Recently had occasion to drop by the Olympic mountain range. Just kind of, you know, in the neighborhood. With much tromping I ended up at an elevation near 6,000 feet and turned my gaze upon the world and there did my eyeballs feast themselves on these stunning rocks of upthrust (yes, that's what they call it).

Oh my.

Suddenly I had a bit of a crush.

Maybe, being used to sea-level air, my good sense was addled by lack of oxygen. Or maybe the mountains aren't really static bits of rock at all, but magic beasties, and they got to into me fair and square.

And so, maybe, this is kind of a love letter. Crush letter.

Hey, ahh, Mountains. Busy? Hope you don't mind -- I looked up your number on the net. Nice having coffee with you the other day. Pretty weather, wasn't it? Enjoyed getting to know you.  Uhm. Yeah. Uhm. Busy Friday?

And there were wildflowers. And yeah, I hung out with them, too. Could smell 'em on the clear alpine snow-spiced air.

I got a crush on a mountain range.  Cause he's so cute!

My younger self would cringe to hear me say such things. Mountains?  Flowers?  C'mon! But hey, I also played in the snow, scrabbled up rocky inclines, ran down steep mountain paths, talked to strangers and bothered the rangers. So none of that mature stuff, k?

It was something.  I am not going to use that word.  But, mountains. Yeah.

Friday, July 1, 2011

A Compass, a Magnifying Glass, and a Lawyer

Want to park in Seattle?  Bring a compass, a magnifying glass for small print, and a lawyer to resolve multiple and often conflicting directives.

I got my first parking ticket in this city shortly after arriving, courtesy of a set of signs very much like this one.
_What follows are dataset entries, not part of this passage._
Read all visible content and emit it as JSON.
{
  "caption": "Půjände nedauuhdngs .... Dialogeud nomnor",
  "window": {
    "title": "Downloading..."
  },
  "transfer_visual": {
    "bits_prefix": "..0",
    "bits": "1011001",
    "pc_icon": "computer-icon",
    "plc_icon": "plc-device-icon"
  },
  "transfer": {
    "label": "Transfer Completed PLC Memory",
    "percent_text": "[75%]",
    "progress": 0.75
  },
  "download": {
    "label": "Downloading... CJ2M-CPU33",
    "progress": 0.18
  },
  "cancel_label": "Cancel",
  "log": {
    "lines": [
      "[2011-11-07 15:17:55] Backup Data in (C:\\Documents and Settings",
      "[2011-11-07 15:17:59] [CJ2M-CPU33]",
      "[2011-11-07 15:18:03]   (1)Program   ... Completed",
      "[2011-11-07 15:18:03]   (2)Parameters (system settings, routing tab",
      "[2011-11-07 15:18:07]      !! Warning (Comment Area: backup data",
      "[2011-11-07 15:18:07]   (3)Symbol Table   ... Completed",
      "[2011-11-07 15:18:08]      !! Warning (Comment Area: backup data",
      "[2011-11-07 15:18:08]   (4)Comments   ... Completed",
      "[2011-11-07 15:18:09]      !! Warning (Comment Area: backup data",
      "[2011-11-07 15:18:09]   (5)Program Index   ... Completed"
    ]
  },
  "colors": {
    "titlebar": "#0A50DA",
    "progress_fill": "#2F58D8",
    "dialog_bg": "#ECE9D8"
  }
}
Legal parking in Seattle requires not only exceptional eyesight and an unerring sense of direction (even when the streets aren't on a grid), but also the ability to resolve confusing and unclear language.

Let's think about this for a moment. If the city really cared about making parking effective rather than skimming dollars off people who aren't clever enough or lack sufficient time to decipher these various signage clues, these signs would be clear and unambiguous.  It's not that difficult to make clear signs.

I don't have anything against parking limitations. What I object to is revenue enhancement apathetically (and pathetically) disguised as civic infrastructure.

This is just one more way that Seattle shows it doesn't care about its citizens' welfare anywhere near as much as it cares about their dollars.